The Likelihood Theorem

When deciding where and how to spend your IT dollars, one question that comes up consistently is how far down the path of redundancy and resiliency should you build your solution for, and where does it cross the threshold from a necessity, to a nice-to-have because-its-cool.  Defining your relative position on this path has impacts in all areas of IT, including technology selection, implementation design, policies and procedures definition, and management requirements.  Therefore, I’ve developed the Likelihood (LH) Theorem to assist with identifying where that position is relative to your specific situation.  The LH is not a financial criteria, nor is it directly an ROI metric.  However it can be used to assist with determining the impact of making certain decisions in the design process.

Prior to establishing the components that make up your LH ratio, consider that at the start, with a completely blank slate, we all have the same LH.  True, you could argue that someone establishing a system in Kansas doesn’t have to worry about a tsunami, but they do have to consider tornados.  Besides, the preparation for such a level of regional, long term impact would be very similar regardless of the root cause.

The Likelihood Theorem starts with the concept of an Event (E ).  Each ( E ) has its own unique LH.  So initially:

LH=E

Next, apply any minimum standards that you define for included systems in your environment.  Call this the Foundation Factor (FF). If you define a FF, then you can reduce LH by some factor, eliminating certain events from consideration.  For example, your FF for server hardware may be redundant power supplies, NICs, and RAID.  When it comes to network connectivity, it may be redundant paths. If using SaaS for business critical functions, it may be ISP redundancy via multi-homing and link load balancing.  Therefore

LH=E-FF

Any of us who have been in this industry (or been a consumer of IT) for more than 5 minutes knows that even with a baseline established, things happen.  This is known as the Wild Card Effect (WCE).  One key note here is that all WCEs are in some form potentially controllable by the business.  For hardware, this may be the difference between purchasing from Tier 1 and Tier 2 vendors (i.e. lower quality of components or lower mean time to failure rates).  Another WCE may be the available budget for the solution.  There may be multiple WCEs in any scenario, and all WCEs add back to the LH ratio:

WCE1 +WCE2 + WCE3 …=WCEn

And so:

LH=E-FF+WCEn

At this point, we have accounted for the event in question, reduced our risk profile by our minimum standards, and adjusted for wild cards that are beyond our minimum standards but that we could address should we have the authority to make certain decisions.  Now, we need to begin considering the impacts associated with the event in question.  Is the event we are considering singular in nature, or is it potentially repetitive?  LH related to a regional disaster would be singular, however if we are considering telecommunication outages, then repetitive is more reasonable.  So, we need to take the equation and multiply it by the potential frequency (FQ):

LH=(E-FF+WCEn)*FQ

The last factor in LH is determining the length of time that the event in question could impact the environment.  This may come into play if the system in question is transitory, an interim step to a new solution, or has an expected limited lifecycle.  The length of time that the event is possible can impact our thoughts around how much we invest in preventing it:

LH=((E-FF+WCEn)*FQ)/Time

So, in thinking about how to approach your design, consider these factors:  What event are you trying to avoid?  Do your minimum specifications eliminate the possibility of the event occurring ( E = FF )?  What if you had to reduce your specifications to meet a lower budget (WCE1) or use a solution with an inherently higher ratio of failures or lackluster support (WCE 2 and WCE3)?  Can you reduce those wildcards if the Event is not fully covered by your minimum standards (lower total WCEn)?  Will the event be a one-time thing or could it happen repeatedly over the lifecycle of the solution?
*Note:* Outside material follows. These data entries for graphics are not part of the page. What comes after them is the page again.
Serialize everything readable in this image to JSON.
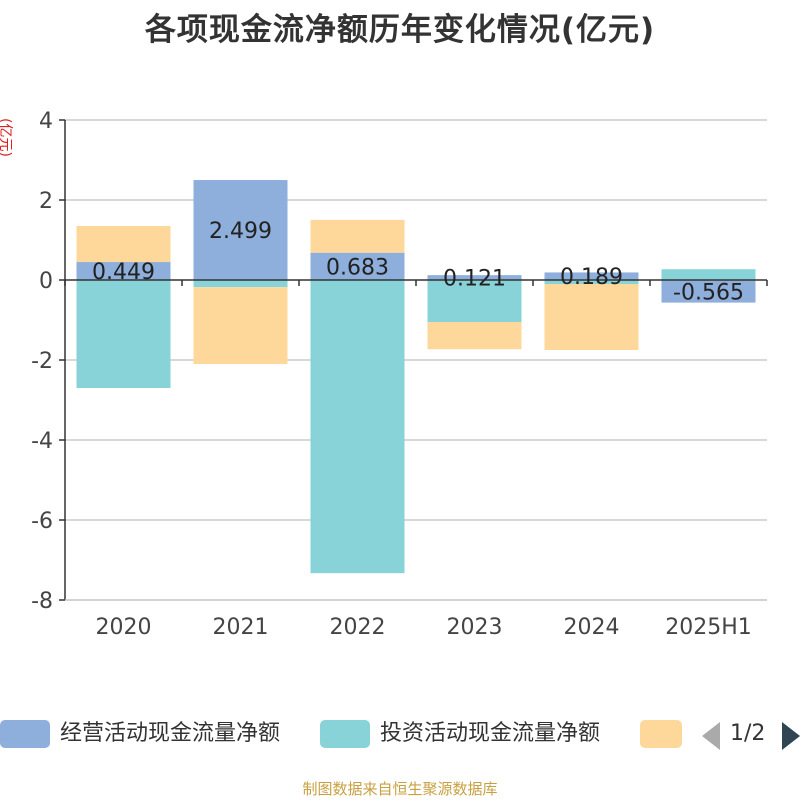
{
  "chart_data": {
    "type": "bar",
    "stacked": true,
    "title": "各项现金流净额历年变化情况(亿元)",
    "ylabel": "(亿元)",
    "categories": [
      "2020",
      "2021",
      "2022",
      "2023",
      "2024",
      "2025H1"
    ],
    "ylim": [
      -8,
      4
    ],
    "yticks": [
      4,
      2,
      0,
      -2,
      -4,
      -6,
      -8
    ],
    "grid": true,
    "series": [
      {
        "name": "经营活动现金流量净额",
        "color": "#8eaedb",
        "values": [
          0.449,
          2.499,
          0.683,
          0.121,
          0.189,
          -0.565
        ],
        "labels": [
          "0.449",
          "2.499",
          "0.683",
          "0.121",
          "0.189",
          "-0.565"
        ]
      },
      {
        "name": "投资活动现金流量净额",
        "color": "#88d3d8",
        "values": [
          -2.7,
          -0.18,
          -7.33,
          -1.05,
          -0.1,
          0.27
        ]
      },
      {
        "name": "",
        "color": "#fdd89a",
        "values": [
          0.9,
          -1.92,
          0.82,
          -0.68,
          -1.65,
          0
        ]
      }
    ],
    "legend_position": "bottom",
    "legend_pager": "1/2"
  },
  "source": "制图数据来自恒生聚源数据库"
}
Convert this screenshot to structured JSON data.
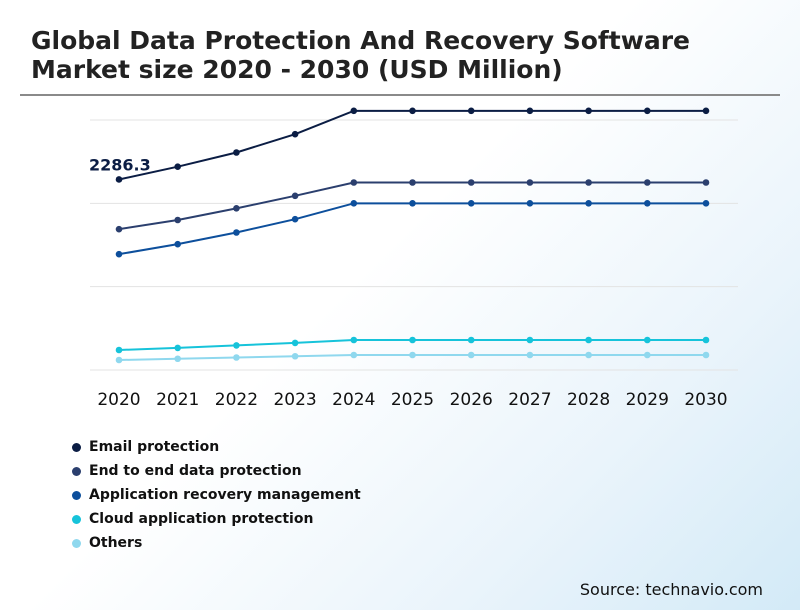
{
  "chart_data": {
    "type": "line",
    "title": "Global Data Protection And Recovery Software Market size 2020 - 2030 (USD Million)",
    "x": [
      "2020",
      "2021",
      "2022",
      "2023",
      "2024",
      "2025",
      "2026",
      "2027",
      "2028",
      "2029",
      "2030"
    ],
    "ylim": [
      0,
      3000
    ],
    "grid": true,
    "y_axis_visible": false,
    "legend_position": "bottom-left",
    "annotations": [
      {
        "series": "Email protection",
        "x": "2020",
        "text": "2286.3"
      }
    ],
    "series": [
      {
        "name": "Email protection",
        "color": "#0b1d44",
        "values": [
          2286.3,
          2440,
          2610,
          2830,
          3110,
          3110,
          3110,
          3110,
          3110,
          3110,
          3110
        ]
      },
      {
        "name": "End to end data protection",
        "color": "#2b3f6e",
        "values": [
          1690,
          1800,
          1940,
          2090,
          2250,
          2250,
          2250,
          2250,
          2250,
          2250,
          2250
        ]
      },
      {
        "name": "Application recovery management",
        "color": "#0d4f9c",
        "values": [
          1390,
          1510,
          1650,
          1810,
          2000,
          2000,
          2000,
          2000,
          2000,
          2000,
          2000
        ]
      },
      {
        "name": "Cloud application protection",
        "color": "#16c3da",
        "values": [
          240,
          265,
          295,
          325,
          360,
          360,
          360,
          360,
          360,
          360,
          360
        ]
      },
      {
        "name": "Others",
        "color": "#8fd8ee",
        "values": [
          120,
          135,
          150,
          165,
          180,
          180,
          180,
          180,
          180,
          180,
          180
        ]
      }
    ]
  },
  "source": "Source: technavio.com"
}
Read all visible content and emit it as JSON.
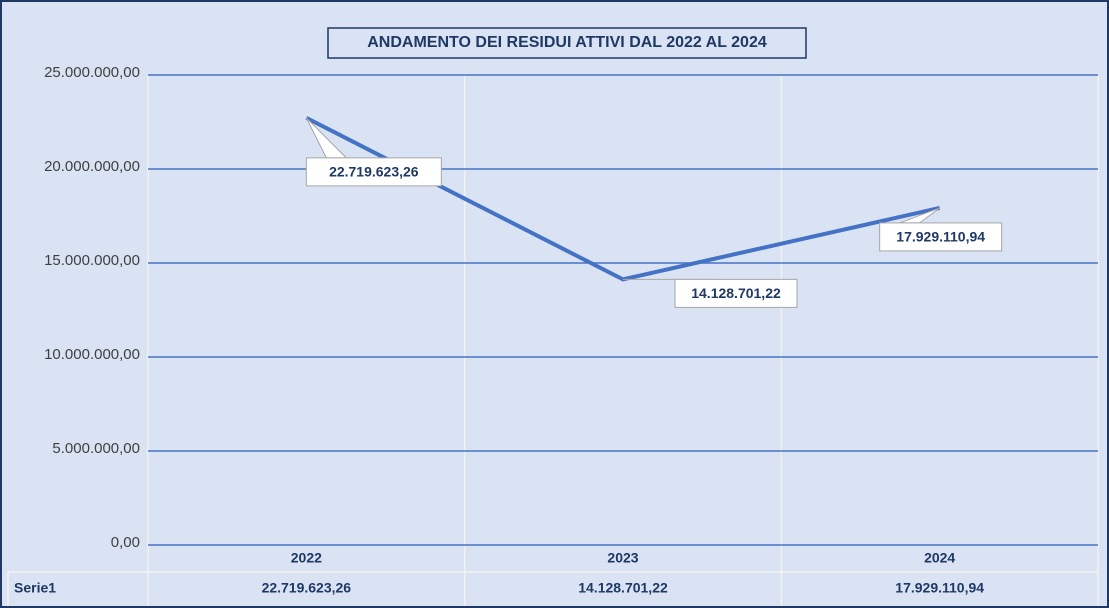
{
  "chart_data": {
    "type": "line",
    "title": "ANDAMENTO DEI RESIDUI ATTIVI DAL 2022 AL 2024",
    "categories": [
      "2022",
      "2023",
      "2024"
    ],
    "series": [
      {
        "name": "Serie1",
        "color": "#4472c4",
        "values": [
          22719623.26,
          14128701.22,
          17929110.94
        ],
        "value_labels": [
          "22.719.623,26",
          "14.128.701,22",
          "17.929.110,94"
        ]
      }
    ],
    "ylim": [
      0,
      25000000
    ],
    "yticks": [
      {
        "value": 0,
        "label": "0,00"
      },
      {
        "value": 5000000,
        "label": "5.000.000,00"
      },
      {
        "value": 10000000,
        "label": "10.000.000,00"
      },
      {
        "value": 15000000,
        "label": "15.000.000,00"
      },
      {
        "value": 20000000,
        "label": "20.000.000,00"
      },
      {
        "value": 25000000,
        "label": "25.000.000,00"
      }
    ],
    "grid": true
  }
}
I’m not suggesting that you can associate specific numerical values for these factors, but in terms of elevating or reducing the likelihood of an event happening, these criteria are key indicators.  Using this formula is a way to ensure that working within the known constraints placed on us by the business, we have maximized our ability to avoid specific events and reduced the likelihood of those we can realistically address.